ARTA - La Commission d’éradication de la corruption (KPK) souhaite enquêter au maximum sur les allégations de corruption dans l’ajout et la mise en œuvre du hajj. Cette affaire passera ensuite au stade de l’enquête en utilisant une ordonnance d’enquête publique (sprindik).
al.com « Avec ce sprindik général, nous devenons plus libres de collecter des preuves et de recueillir des informations afin de rendre la lumière sur une question avec laquelle nous traitons », a déclaré le député par intérim de KPK pour l’application et l’exécution, Asep Guntur Rahayu, lors d’une conférence de presse au bâtiment Merah Putih du KPK, Kuningan Persada, dans le sud de Jakarta, samedi 9 août au matin.
Asep a déclaré que plus tard, le rôle de plusieurs parties dans l’ajout de quotas et la mise en œuvre du hajj serait examiné. En outre, ce Sprind général sera une force majeure dans la réalisation d’efforts forcés.
al Al Jazeera a déclaré que « Dans ce processus d’enquête, il y a une limitation dans laquelle l’enquête n’a pas pu mener des efforts de perquisition forcés, de saisie et ainsi de suite », a-t-il souligné.
« Pour que nous puissions voir, nous devons recueillir plus de preuves pour déterminer plus tard qui devient le suspect », a poursuivi Asep, qui est également directeur des enquêtes de KPK.
k est connu pour utiliser une ordonnance d’enquête générale (sprindik) pour enquêter sur la corruption présumée dans la détermination des quotas et la mise en œuvre du hajj au ministère du Commerce en 2023-2024. Aucun suspect n’a été établi.

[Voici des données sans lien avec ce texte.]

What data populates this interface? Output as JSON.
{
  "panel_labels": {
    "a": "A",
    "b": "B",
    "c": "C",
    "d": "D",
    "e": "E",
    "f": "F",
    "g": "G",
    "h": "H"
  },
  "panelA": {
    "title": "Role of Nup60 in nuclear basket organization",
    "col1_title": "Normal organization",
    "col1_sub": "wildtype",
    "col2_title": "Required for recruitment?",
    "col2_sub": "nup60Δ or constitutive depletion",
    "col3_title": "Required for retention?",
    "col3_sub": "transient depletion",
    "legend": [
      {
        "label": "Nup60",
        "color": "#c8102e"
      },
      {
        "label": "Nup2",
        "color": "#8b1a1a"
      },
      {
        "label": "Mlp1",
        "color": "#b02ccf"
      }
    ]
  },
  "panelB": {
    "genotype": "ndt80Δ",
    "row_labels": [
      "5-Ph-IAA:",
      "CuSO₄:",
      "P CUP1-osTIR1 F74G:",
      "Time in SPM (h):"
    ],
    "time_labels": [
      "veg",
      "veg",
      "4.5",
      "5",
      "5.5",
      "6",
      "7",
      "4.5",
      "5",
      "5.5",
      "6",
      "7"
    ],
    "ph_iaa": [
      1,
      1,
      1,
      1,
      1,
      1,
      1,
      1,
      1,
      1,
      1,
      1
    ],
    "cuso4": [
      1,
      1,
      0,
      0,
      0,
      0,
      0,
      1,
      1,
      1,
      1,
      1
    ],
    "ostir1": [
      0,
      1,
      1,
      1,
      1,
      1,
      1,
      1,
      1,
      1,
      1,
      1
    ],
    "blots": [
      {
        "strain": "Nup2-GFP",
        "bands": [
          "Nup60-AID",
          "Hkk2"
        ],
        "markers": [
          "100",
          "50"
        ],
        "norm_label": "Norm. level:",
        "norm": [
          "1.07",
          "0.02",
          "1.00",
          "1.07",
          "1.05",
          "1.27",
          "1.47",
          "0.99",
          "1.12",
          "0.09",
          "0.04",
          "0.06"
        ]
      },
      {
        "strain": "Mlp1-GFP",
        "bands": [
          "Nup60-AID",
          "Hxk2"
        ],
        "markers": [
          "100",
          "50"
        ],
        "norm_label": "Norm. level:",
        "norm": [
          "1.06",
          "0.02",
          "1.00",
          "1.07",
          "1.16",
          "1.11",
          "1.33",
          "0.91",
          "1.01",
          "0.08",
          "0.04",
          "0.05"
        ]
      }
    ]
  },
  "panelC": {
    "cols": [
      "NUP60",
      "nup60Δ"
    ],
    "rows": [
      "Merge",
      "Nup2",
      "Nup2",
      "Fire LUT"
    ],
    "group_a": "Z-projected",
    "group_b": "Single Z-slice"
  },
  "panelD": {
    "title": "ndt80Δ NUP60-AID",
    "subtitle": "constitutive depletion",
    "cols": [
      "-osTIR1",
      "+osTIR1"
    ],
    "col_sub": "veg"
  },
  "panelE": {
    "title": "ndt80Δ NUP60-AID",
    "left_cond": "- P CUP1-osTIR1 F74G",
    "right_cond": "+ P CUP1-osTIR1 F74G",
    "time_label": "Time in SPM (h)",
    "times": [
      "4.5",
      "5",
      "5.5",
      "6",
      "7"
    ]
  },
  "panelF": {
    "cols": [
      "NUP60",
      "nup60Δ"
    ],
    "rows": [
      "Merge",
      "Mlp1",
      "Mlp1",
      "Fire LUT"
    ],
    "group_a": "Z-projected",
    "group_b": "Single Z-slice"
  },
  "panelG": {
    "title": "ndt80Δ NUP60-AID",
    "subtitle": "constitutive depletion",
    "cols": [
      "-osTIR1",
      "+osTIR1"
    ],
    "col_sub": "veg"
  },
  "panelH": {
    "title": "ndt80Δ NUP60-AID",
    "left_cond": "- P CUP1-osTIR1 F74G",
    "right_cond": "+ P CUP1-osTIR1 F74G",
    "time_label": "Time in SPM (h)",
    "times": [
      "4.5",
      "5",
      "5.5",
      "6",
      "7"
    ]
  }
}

in général utilise l’article 2, paragraphe 1, et/ou l’article 3 de la loi numéro 31 de 1999 sur l’élimination des actes criminels de corruption telle que modifiée par la loi numéro 20 de 2021 jo article 55 paragraphes 1 à 1 du Code pénal. C’est-à-dire qu’il y a des pertes de l’État causées par cette pratique de corruption.
rappelé plus tôt, kpk a signalé que l’enquête sur la corruption dans la mise en œuvre du hajj au ministère des Affaires religieuses entrait immédiatement dans un nouveau chapitre. Cette allégation est connue pour avoir été signalée à plusieurs reprises et a traîné le nom de l’ancien ministre des Affaires religieuses Yaqut Cholil Qoumas.
ar, il est dit que cela découle d’une demande d’ajout de quotas du hajj communiquée entre les gouvernements d’Indonésie et d’Arabie saoudite. Cette décision vise à réduire le retrait des pèlerins.
« Il s’agit de réduire, de réduire cela, le quota doit être élargi, ce qui devrait être plus. Eh bien, il y a donné sinon 20 000, oui, 20 000 », a déclaré le par intérim (Plt) Asep Guntur Rahayu aux journalistes au bâtiment Merah Putih du KPK, Kuningan Persada, au sud de Jakarta, cité vendredi 25 juillet.
d’ajout de quotas du gouvernement saoudien est ce qui a ensuite été problématique. « Il y a une règle selon laquelle pour le quota est de 8 à 92. Si vous ne me trompez pas, s’il vous plaît me corrige, 8 pour cent pour le hajj spécial et 92% pour le régulier », a-t-il souligné.
« Mais alors il s’est avéré diviser en deux, 50 à 50 comme ça », a poursuivi Asep.